Живой? — спросил он шёпотом. — Вот нарезался, а?
Я не пил.
Не смеши, а то твоя проснётся. Не пил! Вставай, я тебя вылечу.
На подоконнике прозрачно в лучах утреннего солнца, прозрачно и хрустально светилась водка в бутылке, стояла тарелка с огурцами, помидорами, луковицами, хлебом. Похмелья у Неделина не было, но возникло здоровое и бодрое желание выпить, как бывало, когда он находился в других ипостасях: в Субтееве, в Запальцеве, в Главном. Что с ним станется от половины стакана?
Наливай!
Маракурин налил, Неделин выпил, закусил помидориной.
Появился интерес к собеседнику.
Рано же ты пришёл!
А я и не уходил. Я в коридоре спал. Там это самое. Ведро поганое стоит, и ночью кто-то на меня вместо в ведро. Не ты?
Я не вставал.
Значит, баба твоя. Как корова обдала. Нельзя так.
Она не корова,
Я для юмора сказал.
Ну иди.
Как выпить, то налей, а как поговорить, то иди, — обиделся Маракурин. — Сопляки твои уже во дворе шлындают. А твоя спит, не покормит их. С другой стороны, это самое. Сами найдут, если захотят.
Пусть спит, устала.
Неделин вышел из дома, чтобы вышел и Маракурин.
Младший, как и вчера, возил у крыльца грузовик. Старший чем-то стучал в глубине сада.

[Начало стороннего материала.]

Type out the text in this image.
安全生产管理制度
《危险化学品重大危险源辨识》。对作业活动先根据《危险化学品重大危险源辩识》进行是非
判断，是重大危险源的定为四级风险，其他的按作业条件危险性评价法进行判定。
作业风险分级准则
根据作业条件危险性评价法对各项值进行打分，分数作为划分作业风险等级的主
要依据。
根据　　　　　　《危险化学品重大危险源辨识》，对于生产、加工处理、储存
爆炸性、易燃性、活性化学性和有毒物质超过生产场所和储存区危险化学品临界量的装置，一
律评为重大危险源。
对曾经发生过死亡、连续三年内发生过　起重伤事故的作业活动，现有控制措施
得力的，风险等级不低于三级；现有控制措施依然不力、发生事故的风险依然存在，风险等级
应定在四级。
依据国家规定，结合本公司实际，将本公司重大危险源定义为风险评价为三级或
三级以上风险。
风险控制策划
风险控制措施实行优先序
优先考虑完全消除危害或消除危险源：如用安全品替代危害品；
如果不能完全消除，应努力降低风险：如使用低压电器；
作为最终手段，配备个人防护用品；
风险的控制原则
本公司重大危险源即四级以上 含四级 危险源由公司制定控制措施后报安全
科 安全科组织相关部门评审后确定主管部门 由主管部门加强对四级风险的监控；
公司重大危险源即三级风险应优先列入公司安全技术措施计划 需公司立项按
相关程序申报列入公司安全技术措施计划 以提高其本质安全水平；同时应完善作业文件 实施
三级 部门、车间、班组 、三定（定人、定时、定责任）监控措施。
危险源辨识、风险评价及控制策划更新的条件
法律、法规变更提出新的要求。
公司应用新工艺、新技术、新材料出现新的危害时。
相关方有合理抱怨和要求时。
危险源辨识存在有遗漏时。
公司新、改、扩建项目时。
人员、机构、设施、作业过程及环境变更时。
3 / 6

Яблоню рубит, — сказал Маракурин.
Почему ты думаешь?
А чего же ему ещё делать?
Иди-ка ты, знаешь…
Иду, — сказал Маракурин и упал с крыльца, потому что оказался сильно пьяным.
Неделин поднял его.
Не ушибся?
Все кости переломал, — пожаловался Маракурин, но, ощупав себя, убедился, что всё цело, и направился, путаясь ногами, к калитке.
Проводив его взглядом, Неделин пошёл в сад. Старший сын Фуфачёва сидел на земле и сбивал ржавым гвоздём две палки крест-накрест.

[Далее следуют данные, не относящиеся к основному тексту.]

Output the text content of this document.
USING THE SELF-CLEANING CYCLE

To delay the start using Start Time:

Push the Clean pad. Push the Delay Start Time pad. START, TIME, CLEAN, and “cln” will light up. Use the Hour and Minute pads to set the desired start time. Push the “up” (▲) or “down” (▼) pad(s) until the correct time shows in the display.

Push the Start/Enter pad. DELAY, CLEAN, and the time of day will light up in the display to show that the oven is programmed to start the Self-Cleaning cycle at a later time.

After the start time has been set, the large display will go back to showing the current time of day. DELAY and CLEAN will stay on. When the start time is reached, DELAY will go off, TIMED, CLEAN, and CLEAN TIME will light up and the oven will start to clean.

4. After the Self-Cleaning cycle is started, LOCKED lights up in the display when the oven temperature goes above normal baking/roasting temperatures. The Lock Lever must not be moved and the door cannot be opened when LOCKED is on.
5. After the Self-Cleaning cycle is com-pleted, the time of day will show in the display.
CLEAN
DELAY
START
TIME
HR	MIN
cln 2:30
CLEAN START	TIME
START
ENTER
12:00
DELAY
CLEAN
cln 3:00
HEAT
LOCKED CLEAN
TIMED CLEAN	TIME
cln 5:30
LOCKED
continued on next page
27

Доброе утро, — сказал Неделин.
Мальчишка глянул и промолчал.
И что же это мы делаем?
Крест.
И зачем?
Кошку хоронить.
Кошка, что ли, сдохла?
Нет ещё, сёдня сдохнет.
А ты откуда знаешь?
Я её палкой, она и сдохнет. Царапается, гадина.

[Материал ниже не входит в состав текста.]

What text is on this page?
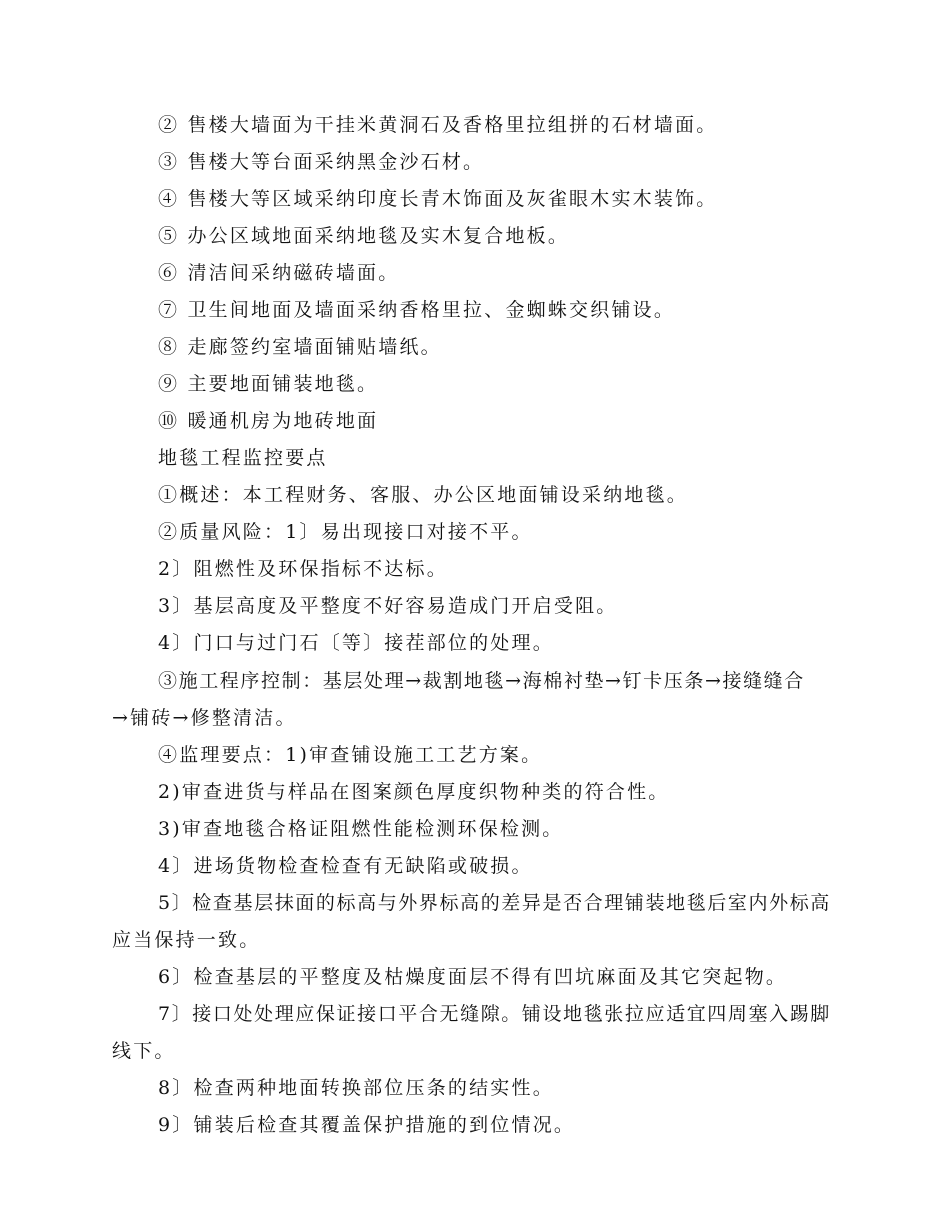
② 售楼大墙面为干挂米黄洞石及香格里拉组拼的石材墙面。
③ 售楼大等台面采纳黑金沙石材。
④ 售楼大等区域采纳印度长青木饰面及灰雀眼木实木装饰。
⑤ 办公区域地面采纳地毯及实木复合地板。
⑥ 清洁间采纳磁砖墙面。
⑦ 卫生间地面及墙面采纳香格里拉、金蜘蛛交织铺设。
⑧ 走廊签约室墙面铺贴墙纸。
⑨ 主要地面铺装地毯。
⑩ 暖通机房为地砖地面
地毯工程监控要点
①概述：本工程财务、客服、办公区地面铺设采纳地毯。
②质量风险：1〕易出现接口对接不平。
2〕阻燃性及环保指标不达标。
3〕基层高度及平整度不好容易造成门开启受阻。
4〕门口与过门石〔等〕接茬部位的处理。
③施工程序控制：基层处理→裁割地毯→海棉衬垫→钉卡压条→接缝缝合
→铺砖→修整清洁。
④监理要点：1)审查铺设施工工艺方案。
2)审查进货与样品在图案颜色厚度织物种类的符合性。
3)审查地毯合格证阻燃性能检测环保检测。
4〕进场货物检查检查有无缺陷或破损。
5〕检查基层抹面的标高与外界标高的差异是否合理铺装地毯后室内外标高
应当保持一致。
6〕检查基层的平整度及枯燥度面层不得有凹坑麻面及其它突起物。
7〕接口处处理应保证接口平合无缝隙。铺设地毯张拉应适宜四周塞入踢脚
线下。
8〕检查两种地面转换部位压条的结实性。
9〕铺装后检查其覆盖保护措施的到位情况。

Это нельзя. Кошек нельзя палкой. И собак нельзя. Никого вообще. Вот если бы она сама сдохла.
Ну да, дожидайся, — сварливо сказал мальчик. — Ты иди, куда шёл, не цепляйся.
Ты грубишь отцу. Нельзя.
Грубят матом. А я разве тебя на х… посылал? — удивился мальчик.
Неделин содрогнулся, — написал бы автор девятнадцатого века, но я так не напишу.
Мы лучше скворечник сделаем, — сказал Неделин. — Умеешь делать скворечники?
Не…
Вот и сделаем. А это выбрось, это гадость. Мальчик подумал и, размахнувшись, бросил крест за забор. Наверно, ему просто надоело с ним возиться.
Неделин пошел по саду-огороду, увидел, что помидорные кустики прибиты вчерашним дождём, расправил их. Дошёл до деревянного нужника и, сделав своё дело, обломком кирпича приколотил отставшую доску.
От положительного разговора с мальчиком, от добрых хозяйственных дел он пришёл в хорошее расположение духа, хотелось ещё какой-нибудь семейной заботы.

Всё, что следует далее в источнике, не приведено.